Correspondence between Dicke-model semiclasscial dynamics in the superradiant dipolar phase and the Euler heavy top

TL;DR

This paper derives an analytic expression for the transmission spectrum of a microwave cavity coupled to a superradiant condensate, revealing how condensate dynamics influence measurable transmission features and proposing experimental detection methods.

Contribution

It provides an analytic solution linking superradiant condensate dynamics in the Dicke model to observable transmission properties and maps the system to a classical Euler top for mechanical analogy.

Findings

Transmission drops correspond to condensate's frequency spectrum

System is approximately integrable in the adiabatic limit

Mapping to Euler top offers mechanical insights

Abstract

Analytic expression is found for the frequency dependence of transmission coefficient of a transmission line inductively coupled to the microwave cavity with superradiant condensate. Sharp transmission drops reflect condensate's frequencies spectrum. These results pave way to direct detection of emergence of the superradiant condensates in quantum metamaterials. Results are based on the analytic solutions of the nonlinear semiclassical dynamics of superradiant photonic condensate in the Dicke model of an ensemble of two-level atoms dipolar coupled to the electromagnetic field in the microwave cavity.

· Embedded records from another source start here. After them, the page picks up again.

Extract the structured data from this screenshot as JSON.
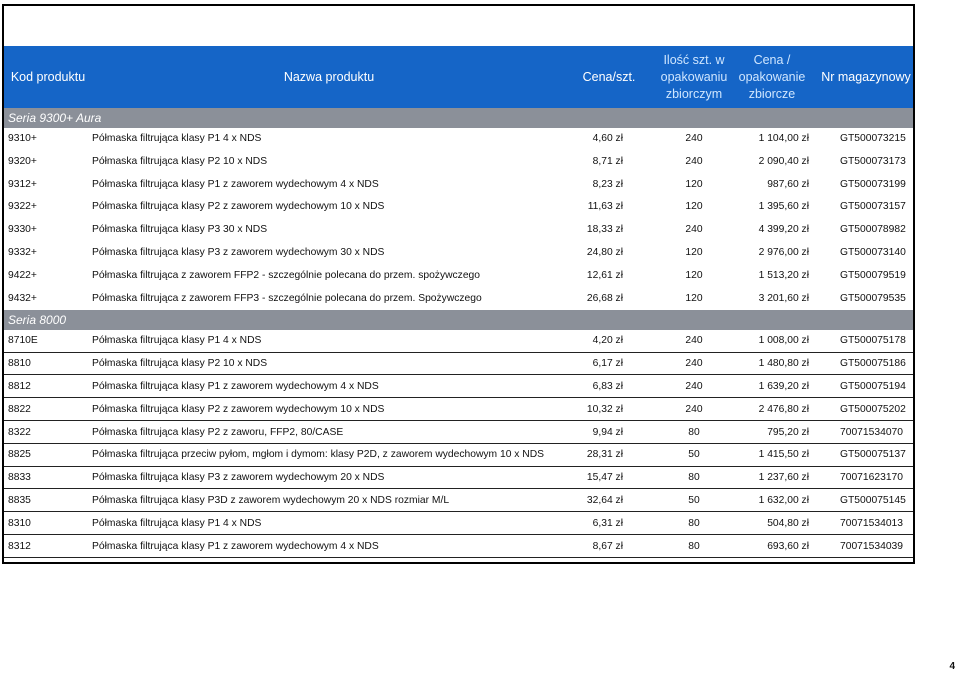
{
  "header": {
    "code": "Kod produktu",
    "name": "Nazwa produktu",
    "price": "Cena/szt.",
    "qty": "Ilość szt. w opakowaniu zbiorczym",
    "bulk_price": "Cena / opakowanie zbiorcze",
    "stock": "Nr magazynowy"
  },
  "series": [
    {
      "title": "Seria 9300+ Aura",
      "rows": [
        {
          "code": "9310+",
          "name": "Półmaska filtrująca klasy P1 4 x NDS",
          "price": "4,60 zł",
          "qty": "240",
          "bulk": "1 104,00 zł",
          "stock": "GT500073215"
        },
        {
          "code": "9320+",
          "name": "Półmaska filtrująca klasy P2 10 x NDS",
          "price": "8,71 zł",
          "qty": "240",
          "bulk": "2 090,40 zł",
          "stock": "GT500073173"
        },
        {
          "code": "9312+",
          "name": "Półmaska filtrująca klasy P1 z zaworem wydechowym 4 x NDS",
          "price": "8,23 zł",
          "qty": "120",
          "bulk": "987,60 zł",
          "stock": "GT500073199"
        },
        {
          "code": "9322+",
          "name": "Półmaska filtrująca klasy P2 z zaworem wydechowym 10 x NDS",
          "price": "11,63 zł",
          "qty": "120",
          "bulk": "1 395,60 zł",
          "stock": "GT500073157"
        },
        {
          "code": "9330+",
          "name": "Półmaska filtrująca klasy P3 30 x NDS",
          "price": "18,33 zł",
          "qty": "240",
          "bulk": "4 399,20 zł",
          "stock": "GT500078982"
        },
        {
          "code": "9332+",
          "name": "Półmaska filtrująca klasy P3 z zaworem wydechowym 30 x NDS",
          "price": "24,80 zł",
          "qty": "120",
          "bulk": "2 976,00 zł",
          "stock": "GT500073140"
        },
        {
          "code": "9422+",
          "name": "Półmaska filtrująca z zaworem FFP2 - szczególnie polecana do przem. spożywczego",
          "price": "12,61 zł",
          "qty": "120",
          "bulk": "1 513,20 zł",
          "stock": "GT500079519"
        },
        {
          "code": "9432+",
          "name": "Półmaska filtrująca z zaworem FFP3 - szczególnie polecana do przem. Spożywczego",
          "price": "26,68 zł",
          "qty": "120",
          "bulk": "3 201,60 zł",
          "stock": "GT500079535"
        }
      ]
    },
    {
      "title": "Seria 8000",
      "rows": [
        {
          "code": "8710E",
          "name": "Półmaska filtrująca klasy P1 4 x NDS",
          "price": "4,20 zł",
          "qty": "240",
          "bulk": "1 008,00 zł",
          "stock": "GT500075178"
        },
        {
          "code": "8810",
          "name": "Półmaska filtrująca klasy P2 10 x NDS",
          "price": "6,17 zł",
          "qty": "240",
          "bulk": "1 480,80 zł",
          "stock": "GT500075186"
        },
        {
          "code": "8812",
          "name": "Półmaska filtrująca klasy P1 z zaworem wydechowym 4 x NDS",
          "price": "6,83 zł",
          "qty": "240",
          "bulk": "1 639,20 zł",
          "stock": "GT500075194"
        },
        {
          "code": "8822",
          "name": "Półmaska filtrująca klasy P2 z zaworem wydechowym 10 x NDS",
          "price": "10,32 zł",
          "qty": "240",
          "bulk": "2 476,80 zł",
          "stock": "GT500075202"
        },
        {
          "code": "8322",
          "name": "Półmaska filtrująca klasy P2 z zaworu, FFP2, 80/CASE",
          "price": "9,94 zł",
          "qty": "80",
          "bulk": "795,20 zł",
          "stock": "70071534070"
        },
        {
          "code": "8825",
          "name": "Półmaska filtrująca przeciw pyłom, mgłom i dymom: klasy P2D, z zaworem wydechowym 10 x NDS",
          "price": "28,31 zł",
          "qty": "50",
          "bulk": "1 415,50 zł",
          "stock": "GT500075137"
        },
        {
          "code": "8833",
          "name": "Półmaska filtrująca klasy P3 z zaworem wydechowym 20 x NDS",
          "price": "15,47 zł",
          "qty": "80",
          "bulk": "1 237,60 zł",
          "stock": "70071623170"
        },
        {
          "code": "8835",
          "name": "Półmaska filtrująca klasy P3D z zaworem wydechowym 20 x NDS rozmiar M/L",
          "price": "32,64 zł",
          "qty": "50",
          "bulk": "1 632,00 zł",
          "stock": "GT500075145"
        },
        {
          "code": "8310",
          "name": "Półmaska filtrująca klasy P1 4 x NDS",
          "price": "6,31 zł",
          "qty": "80",
          "bulk": "504,80 zł",
          "stock": "70071534013"
        },
        {
          "code": "8312",
          "name": "Półmaska filtrująca klasy P1 z zaworem wydechowym 4 x NDS",
          "price": "8,67 zł",
          "qty": "80",
          "bulk": "693,60 zł",
          "stock": "70071534039"
        }
      ]
    }
  ],
  "page_number": "4"
}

In adiabatic limit with respect to photon degree of freedom the system is approximately integrable, with evolution being expressed via Jacobi elliptic functions of real time. Depending on the coupling strength, the semiclassical coordinate of superradiant condensate in the ground state either oscillates in one of the two degenerate minima of condensate's potential energy or traverses between them over the saddle point. An experimental setup for measuring of the breakdown of the normal phase of the Dicke model via coupling to the transmission line is proposed. A one-to-one mapping of semiclassical motion of superradiant condensate on the nodding of unstable Lagrange "sleeping top" also turns Dicke model into analogue device for modelling dynamics of mechanical systems.